De acordo com o prefeito do município, Horst Alexandre Purnhagen, o Estado fez o repasse para aquisição das camas e todos os aparelhos necessários para 10 leitos, que estão sendo instalados na ala onde funcionava a maternidade algum tempo atrás. Os atendimentos começarão a operar no dia 1º em uma fase de testes, ou seja, com um número mais baixo de pacientes e a partir do dia 8, será definitivo, podendo ter maior parte da capacidade ocupada.

“Com essa conquista a região do Vale-Oeste passa a ter relevância na área da Saúde porque estávamos esquecidos e todas as demandas de saúde mais sérias, complicadas a gente precisava se deslocar para outras regiões”, destaca.

A promessa é de que os leitos continuem em pleno funcionamento mesmo depois da pandemia e que eles sejam apenas trocados de lugar quando o anexo de quase cinco mil metros quadrados estiver pronto. “A gente tem a palavra do secretário de Saúde do Estado, André Motta Ribeiro, para mantê-los de forma permanente. Depois que a pandemia acabar eles serão usados para tratar pessoas com outros tipos de comorbidades”, comenta.

Projeto de ampliação aprovado

Alguns meses atrás foi anunciada a conclusão do projeto de implantação de uma UTI. Para dar continuidade ao projeto, a Vigilância Sanitária do Estado solicitou algumas mudanças na planta, que foram feitas e depois reapresentadas. O projeto já foi aprovado e agora o processo de licitação para construção da ala deve ser iniciado.
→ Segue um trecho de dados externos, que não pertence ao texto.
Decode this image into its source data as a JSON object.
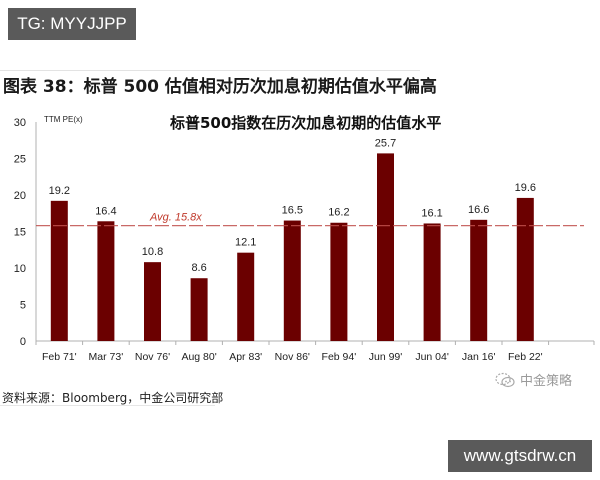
{
  "badge_top": {
    "text": "TG: MYYJJPP"
  },
  "figure": {
    "title": "图表 38：标普 500 估值相对历次加息初期估值水平偏高",
    "source": "资料来源：Bloomberg，中金公司研究部"
  },
  "watermark": {
    "text": "中金策略",
    "icon": "wechat-icon"
  },
  "badge_bottom": {
    "text": "www.gtsdrw.cn"
  },
  "colors": {
    "bar": "#6b0000",
    "avg_line": "#c0504d",
    "avg_label": "#c0392b",
    "axis": "#b0b0b0"
  },
  "chart_data": {
    "type": "bar",
    "title": "标普500指数在历次加息初期的估值水平",
    "ylabel": "TTM PE(x)",
    "xlabel": "",
    "categories": [
      "Feb 71'",
      "Mar 73'",
      "Nov 76'",
      "Aug 80'",
      "Apr 83'",
      "Nov 86'",
      "Feb 94'",
      "Jun 99'",
      "Jun 04'",
      "Jan 16'",
      "Feb 22'"
    ],
    "values": [
      19.2,
      16.4,
      10.8,
      8.6,
      12.1,
      16.5,
      16.2,
      25.7,
      16.1,
      16.6,
      19.6
    ],
    "data_labels": [
      "19.2",
      "16.4",
      "10.8",
      "8.6",
      "12.1",
      "16.5",
      "16.2",
      "25.7",
      "16.1",
      "16.6",
      "19.6"
    ],
    "yticks": [
      0,
      5,
      10,
      15,
      20,
      25,
      30
    ],
    "ylim": [
      0,
      30
    ],
    "grid": false,
    "legend": "none",
    "reference_line": {
      "value": 15.8,
      "label": "Avg. 15.8x",
      "style": "dashed"
    }
  }
}
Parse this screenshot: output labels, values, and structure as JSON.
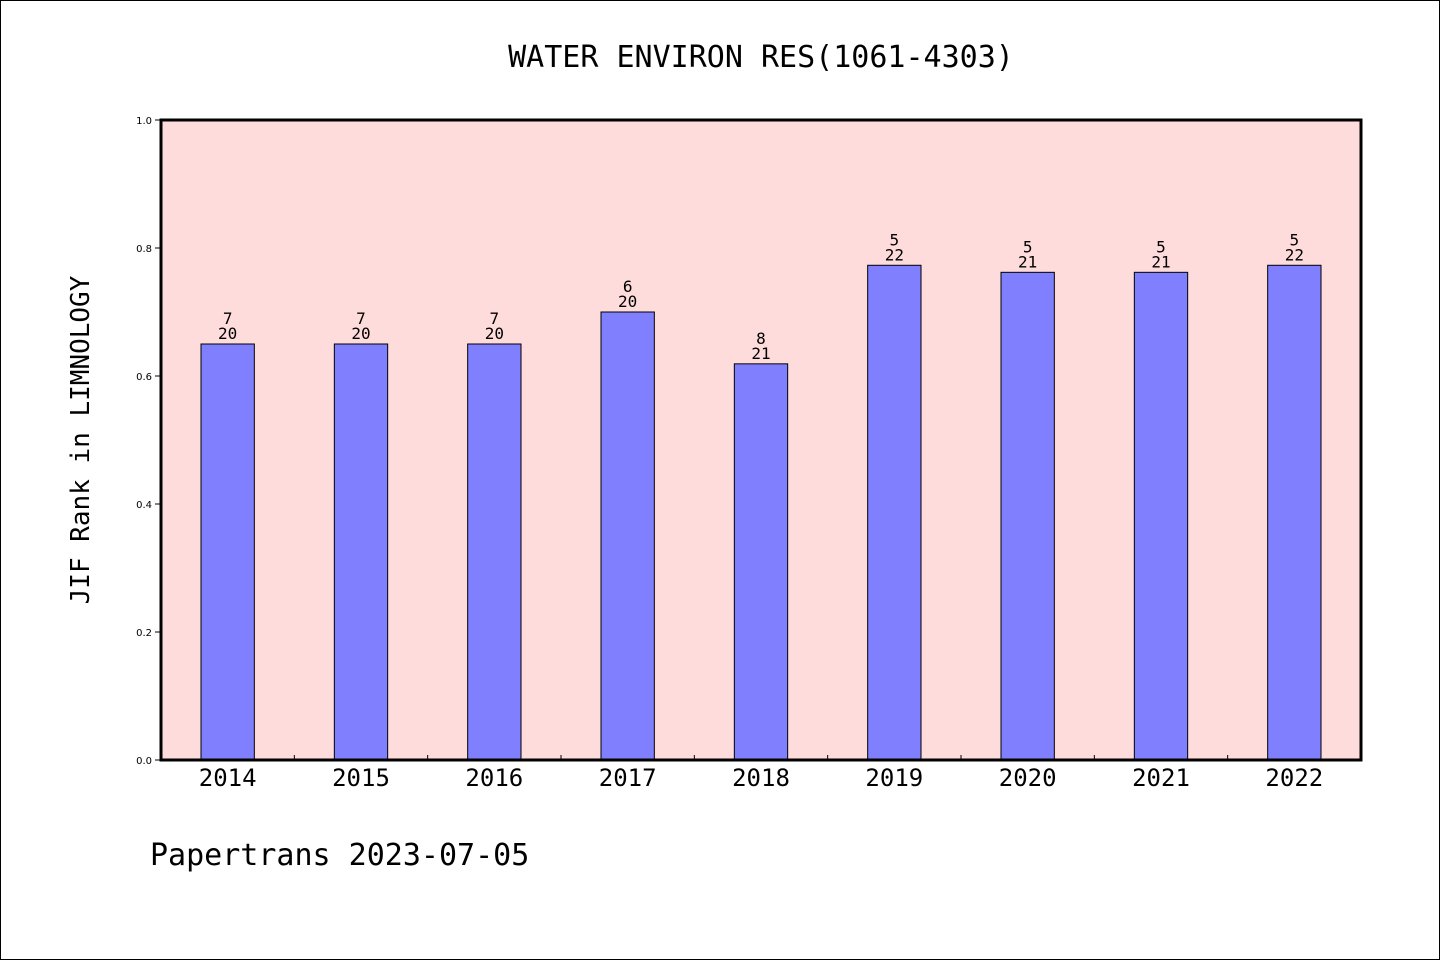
{
  "chart_data": {
    "type": "bar",
    "title": "WATER ENVIRON RES(1061-4303)",
    "ylabel": "JIF Rank in LIMNOLOGY",
    "xlabel": "",
    "categories": [
      "2014",
      "2015",
      "2016",
      "2017",
      "2018",
      "2019",
      "2020",
      "2021",
      "2022"
    ],
    "values": [
      0.65,
      0.65,
      0.65,
      0.7,
      0.619,
      0.773,
      0.762,
      0.762,
      0.773
    ],
    "annotations": [
      {
        "rank": "7",
        "total": "20"
      },
      {
        "rank": "7",
        "total": "20"
      },
      {
        "rank": "7",
        "total": "20"
      },
      {
        "rank": "6",
        "total": "20"
      },
      {
        "rank": "8",
        "total": "21"
      },
      {
        "rank": "5",
        "total": "22"
      },
      {
        "rank": "5",
        "total": "21"
      },
      {
        "rank": "5",
        "total": "21"
      },
      {
        "rank": "5",
        "total": "22"
      }
    ],
    "ylim": [
      0,
      1.0
    ],
    "yticks": [
      "0.0",
      "0.2",
      "0.4",
      "0.6",
      "0.8",
      "1.0"
    ],
    "grid": false,
    "legend": "none",
    "colors": {
      "plot_background": "#ffdcdc",
      "bar_fill": "#8080ff",
      "bar_edge": "#000000",
      "axis": "#000000"
    }
  },
  "footer": "Papertrans 2023-07-05"
}
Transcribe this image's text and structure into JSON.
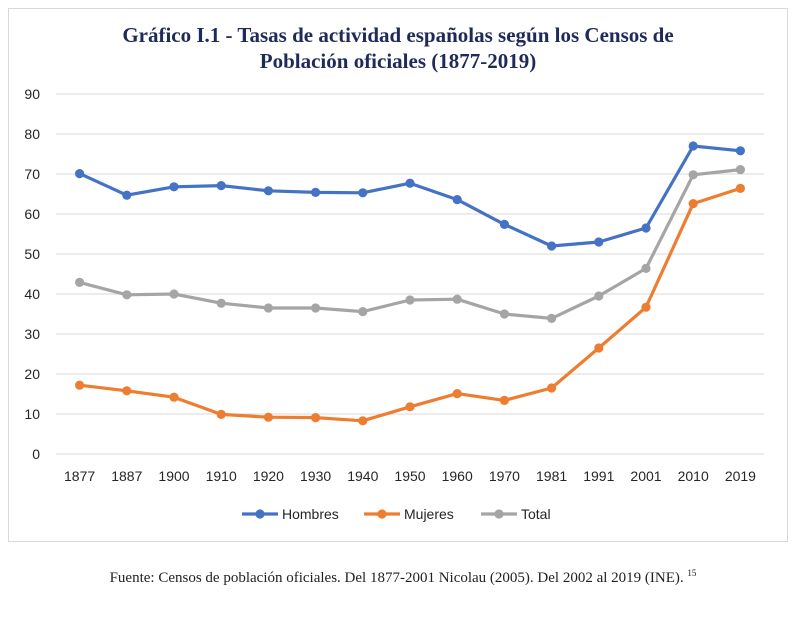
{
  "chart_data": {
    "type": "line",
    "title_line1": "Gráfico I.1 - Tasas de actividad españolas según los Censos de",
    "title_line2": "Población oficiales (1877-2019)",
    "categories": [
      "1877",
      "1887",
      "1900",
      "1910",
      "1920",
      "1930",
      "1940",
      "1950",
      "1960",
      "1970",
      "1981",
      "1991",
      "2001",
      "2010",
      "2019"
    ],
    "ylim": [
      0,
      90
    ],
    "yticks": [
      0,
      10,
      20,
      30,
      40,
      50,
      60,
      70,
      80,
      90
    ],
    "grid": true,
    "legend_position": "bottom",
    "series": [
      {
        "name": "Hombres",
        "color": "#4472c4",
        "values": [
          70.1,
          64.7,
          66.8,
          67.1,
          65.8,
          65.4,
          65.3,
          67.7,
          63.6,
          57.4,
          52.0,
          53.0,
          56.5,
          77.0,
          75.8
        ]
      },
      {
        "name": "Mujeres",
        "color": "#ed7d31",
        "values": [
          17.2,
          15.8,
          14.2,
          9.9,
          9.2,
          9.1,
          8.3,
          11.8,
          15.1,
          13.4,
          16.5,
          26.5,
          36.7,
          62.6,
          66.4
        ]
      },
      {
        "name": "Total",
        "color": "#a5a5a5",
        "values": [
          42.9,
          39.8,
          40.0,
          37.7,
          36.5,
          36.5,
          35.6,
          38.5,
          38.7,
          35.0,
          33.9,
          39.5,
          46.4,
          69.8,
          71.1
        ]
      }
    ]
  },
  "source": {
    "text": "Fuente: Censos de población oficiales. Del 1877-2001 Nicolau (2005). Del 2002 al 2019 (INE).",
    "footnote": "15"
  }
}
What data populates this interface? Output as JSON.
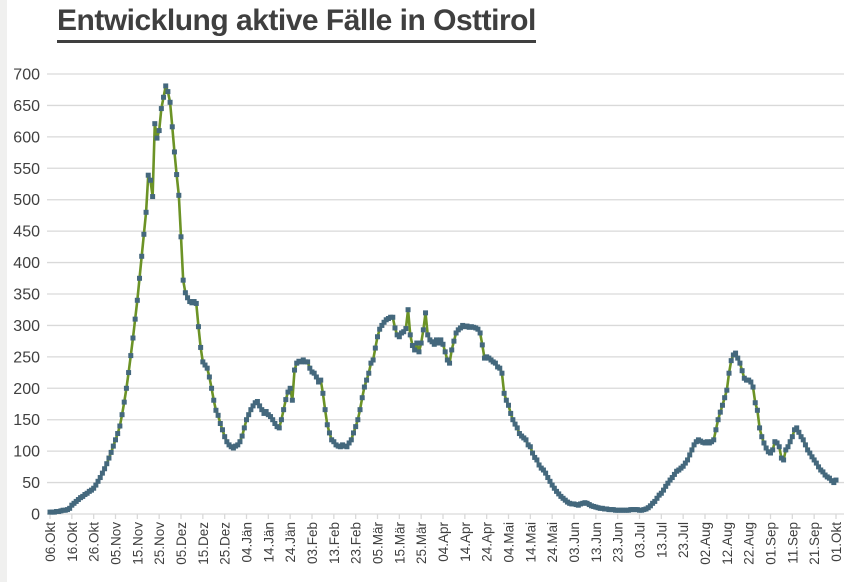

O prefeito do município ficou encarregado de buscar os recursos para execução da obra. Ele explica que a verba para construção deve ser repassada de forma gradativa, em etapas e que a prefeitura irá fiscalizar a aplicação do dinheiro. O anexo que deve começar a ser construído esse ano terá mais de cinco mil metros quadrados e vai dobrar a área que a unidade ocupa atualmente.

O investimento inicial deve ser de R$ 6 milhões, sendo metade do valor oriundo do Governo do Estado, R$ 2 milhões que serão destinados pelo deputado estadual Jerry Comper (MDB) e R$ 1 milhão do deputado Sergio Motta (Republicanos). Depois da UTI implantada, o Estado deve destinar mensalmente em torno de R$ 480 mil para custeio.

Embora não exista um cronograma, Horst acredita que toda a ala deve ficar pronta em aproximadamente três anos. “São 5,500 metros quadrados de área nova, ou seja, a unidade mais que dobra de tamanho. Ela tem 37 leitos e vai para 110 aproximadamente. A partir do momento que tiver a ala nova, ele se torna um regional. Isso vai desafogar o Hospital Regional em Rio do Sul. Muitas vezes o taioense precisa de uma vaga de UTI e não encontra, precisa ir para mais longe, então o objetivo final é trazer mais qualidade de vida, esperança, para que em casos de urgência a pessoa tenha mais chances de sobreviver”, finaliza.